Recent ideas originating from string theory postulate a general holographic equivalence between standard quantum mechanical theories of fields and particles and classical and quantum higher-dimensional theories of gravity. This is a fascinating connection with far-reaching implications about the key principles thatshould be applied when formulating the fundamental laws of nature and the practical and mathematical implementation of these laws in systems of interest. Outstanding questions regarding this equivalence are: what are the principles underlying it, what is the range of theoretical systems it applies to and what does it tell us about the properties of physically relevant systems?

Aiming to address these questions in this project we have uncovered qualitatively new examples and applications of the holographic equivalence, novel properties of strongly interacting quantum theories in three dimensions and novel insights into the non-perturbative structure of string/M-theory.

One of the characteristic new applications of holography that we have provided explains how a classical theory of multiple gravitons and spacetimes can be used to describe holographically networks of strongly interacting systems linked to each other by weak inter-site interactions. Such systems, which appear naturally in real-world applications of superconductors and Josephson junctions, are in many cases hard to capture with conventional techniques and the proposed approach offers a radically new look on their properties.

Ultimately, progress in many key topics of theoretical physics (from cosmology and black hole physics to particle physics and condensed matter) relies on the ability to combine the above techniques with the mathematical ability to capture efficiently the exact properties of strongly interacting quantum theories in diverse spacetime dimensions.
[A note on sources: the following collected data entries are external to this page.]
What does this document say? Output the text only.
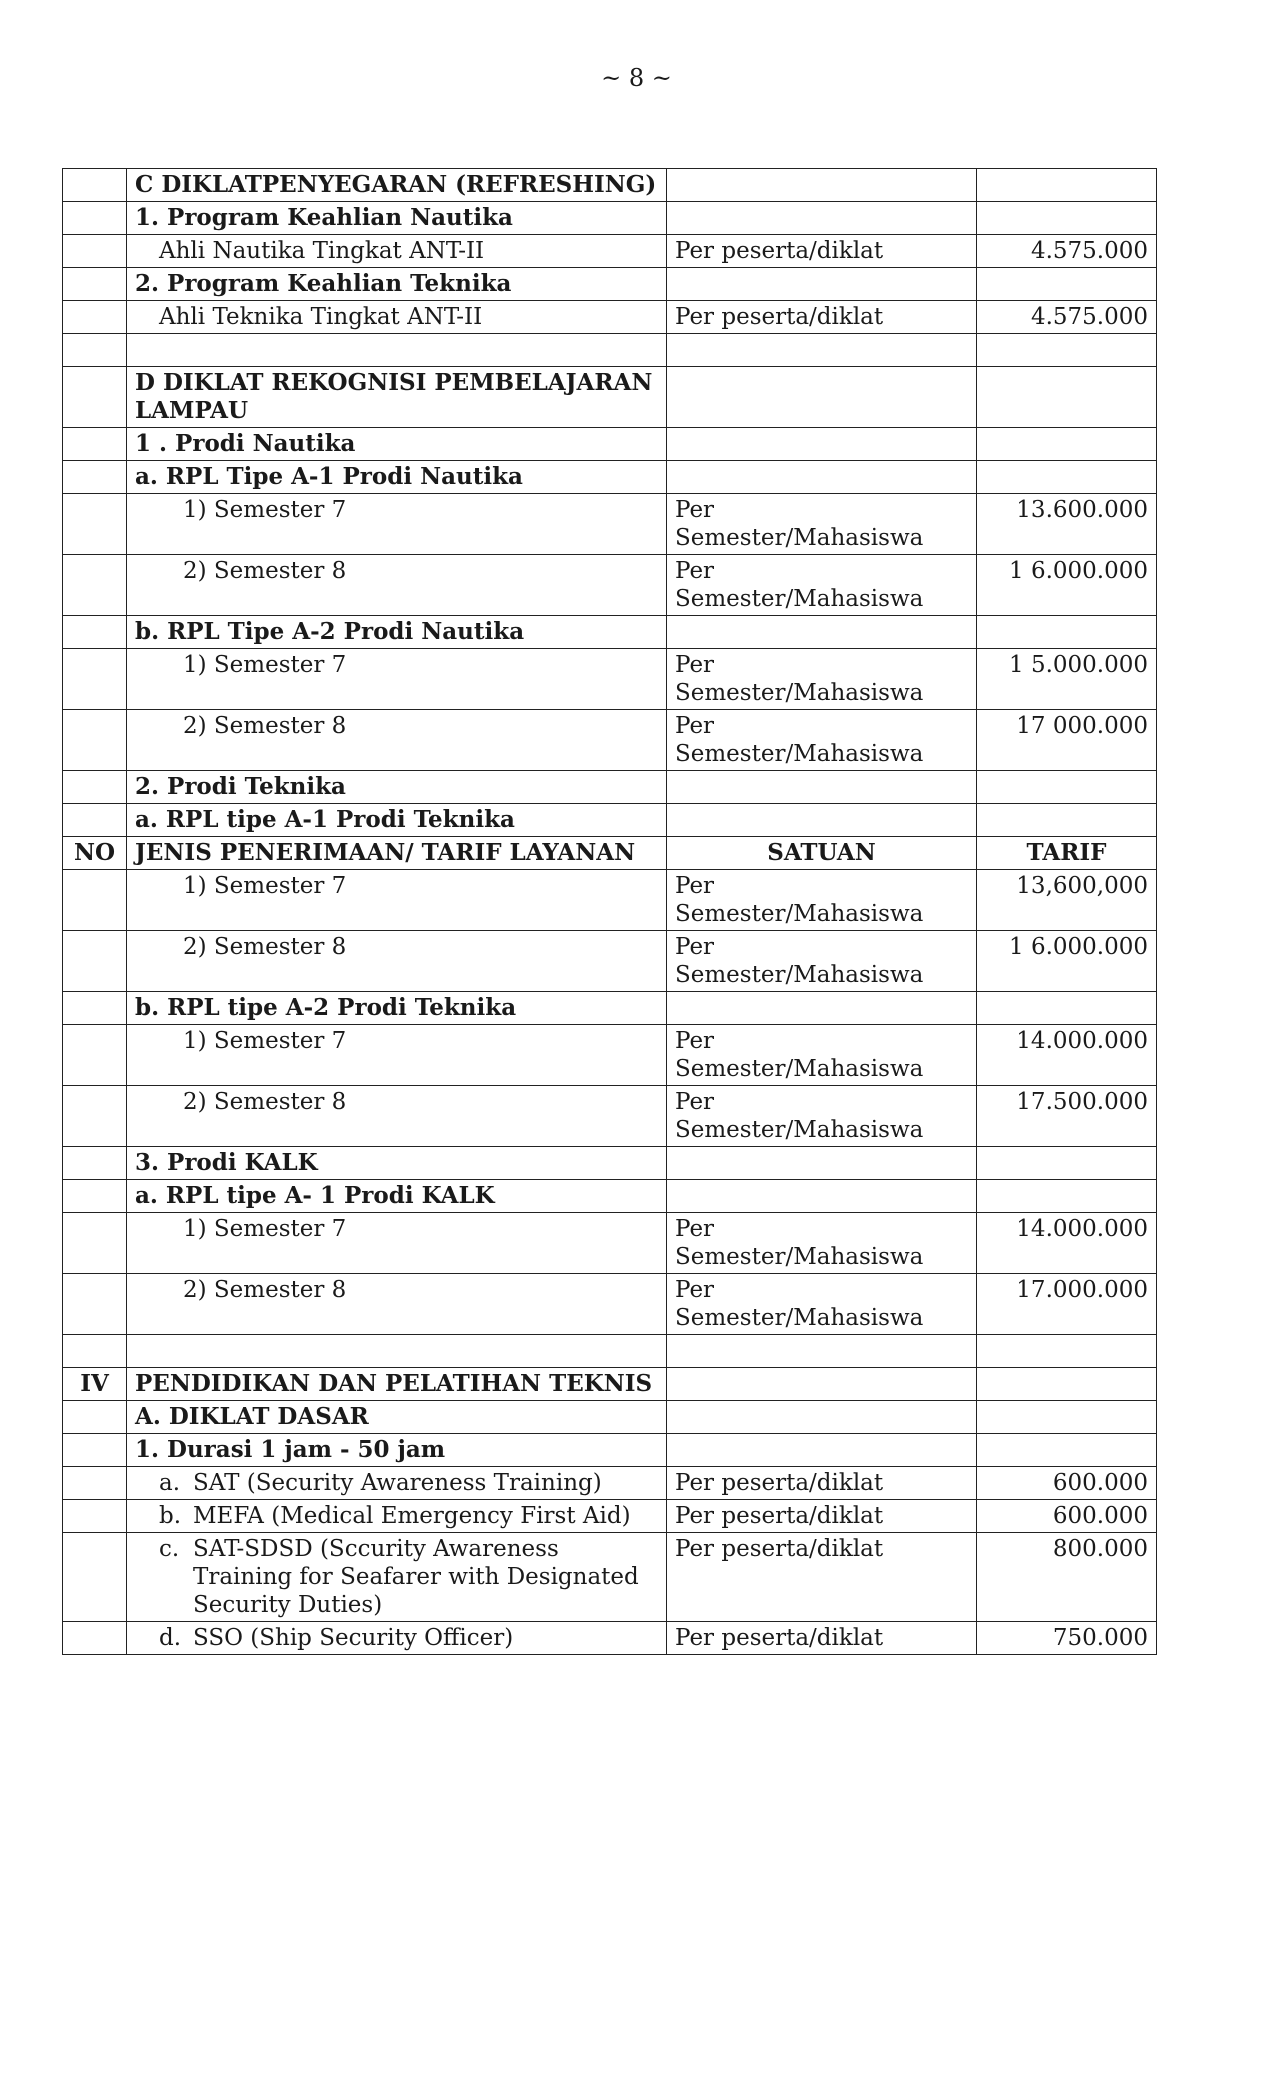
~ 8 ~
	C DIKLATPENYEGARAN (REFRESHING)		
	1. Program Keahlian Nautika		
	Ahli Nautika Tingkat ANT-II	Per peserta/diklat	4.575.000
	2. Program Keahlian Teknika		
	Ahli Teknika Tingkat ANT-II	Per peserta/diklat	4.575.000

	D DIKLAT REKOGNISI PEMBELAJARAN LAMPAU		
	1 . Prodi Nautika		
	a. RPL Tipe A-1 Prodi Nautika		
	1) Semester 7	Per Semester/Mahasiswa	13.600.000
	2) Semester 8	Per Semester/Mahasiswa	1 6.000.000
	b. RPL Tipe A-2 Prodi Nautika		
	1) Semester 7	Per Semester/Mahasiswa	1 5.000.000
	2) Semester 8	Per Semester/Mahasiswa	17 000.000
	2. Prodi Teknika		
	a. RPL tipe A-1 Prodi Teknika		
NO	JENIS PENERIMAAN/ TARIF LAYANAN	SATUAN	TARIF
	1) Semester 7	Per Semester/Mahasiswa	13,600,000
	2) Semester 8	Per Semester/Mahasiswa	1 6.000.000
	b. RPL tipe A-2 Prodi Teknika		
	1) Semester 7	Per Semester/Mahasiswa	14.000.000
	2) Semester 8	Per Semester/Mahasiswa	17.500.000
	3. Prodi KALK		
	a. RPL tipe A- 1 Prodi KALK		
	1) Semester 7	Per Semester/Mahasiswa	14.000.000
	2) Semester 8	Per Semester/Mahasiswa	17.000.000

IV	PENDIDIKAN DAN PELATIHAN TEKNIS		
	A. DIKLAT DASAR		
	1. Durasi 1 jam - 50 jam		

	a. SAT (Security Awareness Training)	Per peserta/diklat	600.000

	b. MEFA (Medical Emergency First Aid)	Per peserta/diklat	600.000

	c. SAT-SDSD (Sccurity Awareness Training for Seafarer with Designated Security Duties)	Per peserta/diklat	800.000

	d. SSO (Ship Security Officer)	Per peserta/diklat	750.000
On this front, we explored new phenomena in quantum field theories in three and four spacetime dimensions and employed recently discovered techniques in classical supergravity theories to uncover previously inaccessible properties of two dimensional quantum field theories that play a central role in the non-perturbative structure of string/M-theory.

A number of national and international collaborations were initiated during the implementation of the project contributing significantly to a positive outcome. However, despite the success of the scientific part, re-integration was impeded by the recent economic crisis that has affected universities and research centers all over the host country, Greece. Because of the freezing of all hirings in the Greek public sector the re-integration of the fellow into the academic society of his home country was not successful and the development of his research carrier was seriously obstructed.